Yesterday, I wrote a post saying there was a good, bad and potentially ugly side of Nancy Pelosi's move to delay a vote on the lobbyist-written Colombia Free Trade Agreement. The ugly side would be if this is a ploy to actually help the pact pass - and some new pieces of evidence suggest that's the goal.
Well, at least Democratic corporate hacks in Washington are being a little more honest with us about why they refuse to kill a trade deal with a murderous right-wing regime. It's not about principle, it's about what it's always about - money:
Yet Democrats would have faced unwelcome political consequences for voting to defeat the trade deal. Rep. Jim Cooper (D-Tenn.), who has voted for other controversial trade deals, said Democrats would have faced "pretty bad" political fallout among supporters in the business community had they killed the agreement.
So this is what Democrats meant when yesterday CongressDaily said they thought killing the deal "is not seen as a viable political option" despite polls showing the vast majority of Americans opposing our current trade policy. That's the definition of "politically viable" in D.C.: Not whether or not a position is at odds with the American people, but whether it is at odds with Big Money.
Rep. Jim Moran (D-VA) was confident that House leaders would schedule a vote on the trade pact in a post-election session, when wavering members would be more willing to support it. "I think there'll be a vote in the latter part of November, or early December," he said, adding it would likely be approved in those circumstances.
More evidence that we're watching some really nasty shenanigans unfold. Here's the real bottom line to this: Right now, even Sen. Max Baucus (D-MT) - Mr. Corporate Hack - is upset at Bush's tactics. In other words, people inclined to support the deal like Baucus are worried Bush's tactics have rankled lawmakers into voting against the Colombia deal - lawmakers who normally would. So the only real reason to delay it - if it is going to be brought up again later - is to pass it, not to reject it.
This is pretty simple legislative logic. Why delay it, rather than seizing the opportunity to kill it right now? My guess: Because the Democratic leadership doesn't want to kill it - they want to pass it in a more electorally-safe way.

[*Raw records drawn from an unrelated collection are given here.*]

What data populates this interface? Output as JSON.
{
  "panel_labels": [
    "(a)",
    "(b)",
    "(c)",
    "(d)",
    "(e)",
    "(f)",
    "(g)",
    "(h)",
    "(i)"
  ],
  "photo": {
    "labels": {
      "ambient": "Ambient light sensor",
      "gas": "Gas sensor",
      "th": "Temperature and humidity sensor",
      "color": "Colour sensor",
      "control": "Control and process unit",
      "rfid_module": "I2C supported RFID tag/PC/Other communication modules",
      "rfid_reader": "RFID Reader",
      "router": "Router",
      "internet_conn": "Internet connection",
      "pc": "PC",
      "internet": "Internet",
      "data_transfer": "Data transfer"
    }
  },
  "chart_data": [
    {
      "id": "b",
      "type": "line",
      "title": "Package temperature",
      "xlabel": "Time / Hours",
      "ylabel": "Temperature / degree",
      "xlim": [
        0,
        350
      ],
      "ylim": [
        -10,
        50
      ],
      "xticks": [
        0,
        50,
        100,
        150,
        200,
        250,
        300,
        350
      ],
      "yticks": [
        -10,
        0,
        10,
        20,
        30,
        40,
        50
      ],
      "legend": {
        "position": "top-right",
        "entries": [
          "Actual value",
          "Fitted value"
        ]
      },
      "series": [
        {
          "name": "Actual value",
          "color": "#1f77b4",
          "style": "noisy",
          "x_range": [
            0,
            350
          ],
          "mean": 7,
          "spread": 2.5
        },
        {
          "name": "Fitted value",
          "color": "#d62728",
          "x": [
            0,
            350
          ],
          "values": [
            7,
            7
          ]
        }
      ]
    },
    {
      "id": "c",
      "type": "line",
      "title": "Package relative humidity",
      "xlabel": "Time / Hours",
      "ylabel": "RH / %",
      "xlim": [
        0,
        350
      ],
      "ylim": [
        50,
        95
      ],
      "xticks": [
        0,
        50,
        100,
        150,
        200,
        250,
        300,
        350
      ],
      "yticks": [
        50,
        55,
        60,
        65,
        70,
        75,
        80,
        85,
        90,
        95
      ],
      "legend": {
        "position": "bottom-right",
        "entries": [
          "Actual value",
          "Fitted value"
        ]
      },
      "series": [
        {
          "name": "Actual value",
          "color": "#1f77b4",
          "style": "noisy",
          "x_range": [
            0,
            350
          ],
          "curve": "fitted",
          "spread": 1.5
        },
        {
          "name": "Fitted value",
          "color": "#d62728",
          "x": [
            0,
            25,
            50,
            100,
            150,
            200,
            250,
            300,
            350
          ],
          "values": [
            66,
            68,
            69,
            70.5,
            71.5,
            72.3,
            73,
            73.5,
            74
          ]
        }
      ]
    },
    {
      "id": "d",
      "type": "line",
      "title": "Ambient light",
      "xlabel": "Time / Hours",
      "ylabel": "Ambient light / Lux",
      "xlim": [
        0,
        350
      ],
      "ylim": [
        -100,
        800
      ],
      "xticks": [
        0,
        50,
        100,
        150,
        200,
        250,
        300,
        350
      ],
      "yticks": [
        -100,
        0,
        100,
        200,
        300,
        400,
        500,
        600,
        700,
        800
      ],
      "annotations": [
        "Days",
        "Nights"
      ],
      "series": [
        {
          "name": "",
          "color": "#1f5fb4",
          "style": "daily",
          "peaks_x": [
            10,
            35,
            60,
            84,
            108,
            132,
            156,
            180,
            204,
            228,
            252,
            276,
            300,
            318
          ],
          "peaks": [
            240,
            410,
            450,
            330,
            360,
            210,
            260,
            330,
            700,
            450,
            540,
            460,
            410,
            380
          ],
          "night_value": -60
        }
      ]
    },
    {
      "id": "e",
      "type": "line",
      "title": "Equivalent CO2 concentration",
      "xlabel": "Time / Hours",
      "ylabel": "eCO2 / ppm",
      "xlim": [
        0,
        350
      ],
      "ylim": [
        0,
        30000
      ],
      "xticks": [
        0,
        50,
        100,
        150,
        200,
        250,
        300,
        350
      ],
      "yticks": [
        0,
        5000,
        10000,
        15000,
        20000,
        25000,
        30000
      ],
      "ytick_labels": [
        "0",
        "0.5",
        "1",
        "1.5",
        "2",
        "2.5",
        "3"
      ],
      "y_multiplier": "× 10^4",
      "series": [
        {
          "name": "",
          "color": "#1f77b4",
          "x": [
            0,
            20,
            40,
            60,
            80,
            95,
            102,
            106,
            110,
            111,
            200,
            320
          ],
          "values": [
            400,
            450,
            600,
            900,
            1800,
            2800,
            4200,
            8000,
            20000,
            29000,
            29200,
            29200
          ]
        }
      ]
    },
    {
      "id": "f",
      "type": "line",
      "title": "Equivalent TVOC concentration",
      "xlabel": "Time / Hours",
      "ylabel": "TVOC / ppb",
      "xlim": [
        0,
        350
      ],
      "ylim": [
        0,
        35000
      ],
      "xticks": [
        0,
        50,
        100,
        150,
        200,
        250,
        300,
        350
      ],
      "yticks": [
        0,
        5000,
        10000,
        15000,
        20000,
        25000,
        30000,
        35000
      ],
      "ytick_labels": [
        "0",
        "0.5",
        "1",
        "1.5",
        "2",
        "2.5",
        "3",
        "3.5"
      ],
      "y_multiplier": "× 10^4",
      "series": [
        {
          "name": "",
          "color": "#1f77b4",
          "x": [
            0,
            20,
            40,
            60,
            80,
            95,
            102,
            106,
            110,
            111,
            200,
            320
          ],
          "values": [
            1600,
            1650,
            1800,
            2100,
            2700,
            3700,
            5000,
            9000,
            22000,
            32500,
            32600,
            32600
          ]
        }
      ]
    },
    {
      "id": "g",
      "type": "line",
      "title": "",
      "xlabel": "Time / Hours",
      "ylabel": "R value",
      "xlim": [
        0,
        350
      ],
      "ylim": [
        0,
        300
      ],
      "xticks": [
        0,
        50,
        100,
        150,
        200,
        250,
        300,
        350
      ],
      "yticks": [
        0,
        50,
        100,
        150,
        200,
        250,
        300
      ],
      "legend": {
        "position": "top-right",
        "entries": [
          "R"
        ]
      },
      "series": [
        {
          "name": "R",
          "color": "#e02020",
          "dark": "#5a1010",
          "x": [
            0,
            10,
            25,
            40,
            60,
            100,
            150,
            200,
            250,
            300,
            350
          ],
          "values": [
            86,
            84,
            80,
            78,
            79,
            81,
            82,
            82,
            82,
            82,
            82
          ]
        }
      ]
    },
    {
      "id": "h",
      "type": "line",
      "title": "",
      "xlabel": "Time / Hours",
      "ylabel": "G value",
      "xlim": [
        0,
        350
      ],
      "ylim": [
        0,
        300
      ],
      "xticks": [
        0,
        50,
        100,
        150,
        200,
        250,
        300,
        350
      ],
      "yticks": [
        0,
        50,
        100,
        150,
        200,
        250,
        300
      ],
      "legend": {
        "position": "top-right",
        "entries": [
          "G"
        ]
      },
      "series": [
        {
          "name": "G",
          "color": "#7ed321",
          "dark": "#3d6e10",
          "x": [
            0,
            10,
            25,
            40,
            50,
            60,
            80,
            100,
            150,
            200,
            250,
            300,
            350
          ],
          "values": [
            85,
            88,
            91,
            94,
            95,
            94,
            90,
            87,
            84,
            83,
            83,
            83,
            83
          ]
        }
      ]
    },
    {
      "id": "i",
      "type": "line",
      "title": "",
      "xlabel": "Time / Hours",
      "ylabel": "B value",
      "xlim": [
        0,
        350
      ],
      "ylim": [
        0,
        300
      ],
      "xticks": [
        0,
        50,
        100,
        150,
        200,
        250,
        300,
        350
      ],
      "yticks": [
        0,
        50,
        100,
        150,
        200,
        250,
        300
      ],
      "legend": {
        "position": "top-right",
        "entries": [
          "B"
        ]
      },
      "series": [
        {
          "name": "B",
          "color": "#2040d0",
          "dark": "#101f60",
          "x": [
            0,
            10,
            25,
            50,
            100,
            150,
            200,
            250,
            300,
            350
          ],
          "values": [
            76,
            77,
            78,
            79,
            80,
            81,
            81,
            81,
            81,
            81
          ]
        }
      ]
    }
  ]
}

Here's one question: Why does there seem to be so much more liberal outrage at what's going on in Tibet or Darfur, than what has long been going on in Colombia? I don't really understand this. Sure the magnitudes might be different, but 2,500 union organizers murdered should generate some really serious outrage. But whenever it comes to labor issues and taking on neoliberals, it seems Left-istan never gets as outraged as other human rights crises. I could be wrong - but that's just my sense.